Web pages and DNS requests

Since Google DNS was announced, I noted that people repeated the Google message:

Complex pages often require multiple DNS lookups before they start loading, so your computer may be performing hundreds of lookups a day.

Is this really true? Well let’s try to break this up in more verifiable keyphrases, starting from the end of the message.

“Your computer may be performing hundreds of lookups a day” is definitely true in general. On the other hand I’d like to note a few things here. Most decent operating systems, and that includes Linux, FreeBSD, OSX and I think Windows as well, tend to cache the DNS results. In Linux and FreeBSD the piece of software that does that is called nscd (Name Service Cache Daemon). If it’s not running, then multiple requests do tend to be quite taxing (I found that out by myself when I forgot to start it in the tinderbox after moving to containers), so set it to auto-start if you didn’t already.

Now it is true that the type of caching that nscd do is quite limited, so it’s definitely not perfect but there is probably another problem there, and that’s well summarised by Paul Vixie’s rant about DNS abuse where he explain how DNS have been abused, among other things, to provide policy results rather than absolute truths. To express policies, it also means that the response cannot really be cached for long periods of time, and that’s definitely a problem for all systems caching, as having a low time-to-live (TTL) means that you have to make at least one full resolution any given time.

And this is probably the main reason why DNS caches, whoever provides them, tend to get more interesting: while they have to make a full recursive resolution every time the TTL expires, it’s most likely that somebody else have requested it already so the common entries (like Google’s hosts) are likely to always be fresh. It still doesn’t solve one problem though: you need multi-level caches, just like the CPU has, since making a (cached) request to an external server is always going to take more time than getting it out of a local cache. Myself to solve the problem I usually have nscd running as well as having pdnsd running on my router to cache the requests (yes that’s why most home routers don’t assign your ISP’s DNS to the single boxes but try to be the main DNS, sometimes failing badly because of bad caches).

But what I really have a problem with is the other half of the message: “Complex pages often require multiple DNS lookups before they start loading”. This is also true of course, but has anybody thought about why is that?
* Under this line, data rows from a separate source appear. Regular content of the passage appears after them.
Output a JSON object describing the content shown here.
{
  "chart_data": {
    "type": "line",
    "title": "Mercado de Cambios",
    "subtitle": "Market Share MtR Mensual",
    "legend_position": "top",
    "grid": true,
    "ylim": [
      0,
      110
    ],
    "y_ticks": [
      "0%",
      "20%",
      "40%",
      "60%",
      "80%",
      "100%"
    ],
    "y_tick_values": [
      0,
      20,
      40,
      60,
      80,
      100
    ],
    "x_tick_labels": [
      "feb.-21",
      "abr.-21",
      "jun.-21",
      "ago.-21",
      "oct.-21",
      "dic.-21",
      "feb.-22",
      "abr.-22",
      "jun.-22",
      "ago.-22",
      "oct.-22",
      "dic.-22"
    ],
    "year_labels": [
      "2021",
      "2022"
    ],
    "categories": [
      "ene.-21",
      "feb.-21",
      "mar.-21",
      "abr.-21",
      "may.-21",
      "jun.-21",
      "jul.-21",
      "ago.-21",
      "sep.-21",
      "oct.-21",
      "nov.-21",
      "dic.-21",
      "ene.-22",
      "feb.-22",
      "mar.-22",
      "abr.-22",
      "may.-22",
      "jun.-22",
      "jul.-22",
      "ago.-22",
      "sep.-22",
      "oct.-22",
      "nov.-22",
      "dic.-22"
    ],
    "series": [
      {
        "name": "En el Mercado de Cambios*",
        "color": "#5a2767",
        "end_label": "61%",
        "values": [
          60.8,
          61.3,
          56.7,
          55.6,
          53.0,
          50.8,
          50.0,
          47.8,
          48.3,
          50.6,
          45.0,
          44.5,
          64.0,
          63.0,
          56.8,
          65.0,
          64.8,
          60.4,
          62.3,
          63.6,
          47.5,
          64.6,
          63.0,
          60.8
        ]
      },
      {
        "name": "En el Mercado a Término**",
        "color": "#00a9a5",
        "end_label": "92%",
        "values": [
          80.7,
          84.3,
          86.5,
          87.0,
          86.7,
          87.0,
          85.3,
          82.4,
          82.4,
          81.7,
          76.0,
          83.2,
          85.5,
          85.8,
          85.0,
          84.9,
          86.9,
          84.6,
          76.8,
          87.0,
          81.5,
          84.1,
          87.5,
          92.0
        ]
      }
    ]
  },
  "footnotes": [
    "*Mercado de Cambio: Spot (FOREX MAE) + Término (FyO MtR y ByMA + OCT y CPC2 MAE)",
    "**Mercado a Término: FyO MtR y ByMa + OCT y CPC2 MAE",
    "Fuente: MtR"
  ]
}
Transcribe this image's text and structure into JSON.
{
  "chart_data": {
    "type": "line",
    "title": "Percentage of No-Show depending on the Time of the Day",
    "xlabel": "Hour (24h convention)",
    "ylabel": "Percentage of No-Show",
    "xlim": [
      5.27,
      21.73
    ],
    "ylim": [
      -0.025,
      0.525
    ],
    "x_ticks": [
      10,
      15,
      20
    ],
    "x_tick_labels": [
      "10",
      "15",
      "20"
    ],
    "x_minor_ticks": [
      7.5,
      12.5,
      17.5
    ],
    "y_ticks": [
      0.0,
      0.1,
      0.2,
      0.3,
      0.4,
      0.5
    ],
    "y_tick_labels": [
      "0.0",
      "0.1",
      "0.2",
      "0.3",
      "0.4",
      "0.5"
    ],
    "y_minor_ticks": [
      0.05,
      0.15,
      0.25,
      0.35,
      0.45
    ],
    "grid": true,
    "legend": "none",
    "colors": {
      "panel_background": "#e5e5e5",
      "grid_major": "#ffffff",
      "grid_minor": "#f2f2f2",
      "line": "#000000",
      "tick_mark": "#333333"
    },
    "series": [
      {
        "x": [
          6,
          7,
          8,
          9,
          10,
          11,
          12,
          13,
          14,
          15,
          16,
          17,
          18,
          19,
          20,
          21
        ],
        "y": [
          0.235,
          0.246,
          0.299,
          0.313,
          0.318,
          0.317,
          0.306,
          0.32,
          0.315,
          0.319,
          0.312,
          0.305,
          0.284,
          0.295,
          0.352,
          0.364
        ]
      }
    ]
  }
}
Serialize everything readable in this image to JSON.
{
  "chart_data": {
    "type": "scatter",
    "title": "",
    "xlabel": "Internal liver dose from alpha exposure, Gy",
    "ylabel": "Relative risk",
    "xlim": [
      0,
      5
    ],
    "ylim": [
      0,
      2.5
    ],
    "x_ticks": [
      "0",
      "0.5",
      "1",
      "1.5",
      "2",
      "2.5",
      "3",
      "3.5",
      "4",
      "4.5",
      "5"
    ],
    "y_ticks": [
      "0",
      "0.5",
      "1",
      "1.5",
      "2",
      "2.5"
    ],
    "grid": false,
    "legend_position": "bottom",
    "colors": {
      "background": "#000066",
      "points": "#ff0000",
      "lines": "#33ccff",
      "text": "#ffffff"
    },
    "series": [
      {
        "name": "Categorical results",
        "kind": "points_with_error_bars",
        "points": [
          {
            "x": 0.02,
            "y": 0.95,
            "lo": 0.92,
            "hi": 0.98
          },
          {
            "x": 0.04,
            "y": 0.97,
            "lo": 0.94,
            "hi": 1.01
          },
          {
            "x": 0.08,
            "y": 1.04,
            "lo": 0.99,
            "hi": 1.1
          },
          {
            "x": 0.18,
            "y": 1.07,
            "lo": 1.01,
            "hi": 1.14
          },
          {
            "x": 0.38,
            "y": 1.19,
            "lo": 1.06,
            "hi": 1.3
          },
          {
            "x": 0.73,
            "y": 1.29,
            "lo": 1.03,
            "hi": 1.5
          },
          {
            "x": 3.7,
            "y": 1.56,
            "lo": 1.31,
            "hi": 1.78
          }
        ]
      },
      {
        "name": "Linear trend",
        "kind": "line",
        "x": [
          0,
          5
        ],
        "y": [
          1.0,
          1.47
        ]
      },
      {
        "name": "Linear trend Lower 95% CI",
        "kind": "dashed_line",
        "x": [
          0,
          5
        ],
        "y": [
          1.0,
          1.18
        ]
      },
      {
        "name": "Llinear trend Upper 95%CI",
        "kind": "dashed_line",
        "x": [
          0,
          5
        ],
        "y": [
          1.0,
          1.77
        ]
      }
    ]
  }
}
Well I sincerely think this is also Google’s own fault!

Indeed even my own blog pages have resources coming from a number of different hosts: Google (for the custom search), PayPal (for the donation button which I restored a couple of weeks ago), Amazon (for the rare associate links) and Creative Commons for the logo at the end of the page; single post pages also have Gravatar images. While it’s probably impossible to just avoid using external resources in a web page, it doesn’t help that a lot of services, including Amazon’s associates website, Google’s Analytics and AdSense have external hostnames: a web page with Google custom search, AdSense and Analytics will have to make three resolutions, rather than one.

And this made me think about some self-cleansing as well. My personal reason to have my website and my blog as separate hostnames is mostly that at the time I first set it up, Typo was hard to properly set on a sub-directory. I wonder if I should now reduce the two of them at just using the flameeyes.eu domain and have a single /blog/ subdirectory for Typo.

But I also noticed other people creating different subdomains for “static” content, which end up requiring further resolutions, for no good reason at all. I think that most people don’t realise that at all (I also haven’t thought much about that before), and I wonder if Google shouldn’t rather start trying to teach people the right way to do things rather than coming up with some strangely boring, badly hyped, privacy-concerning project like the DNS.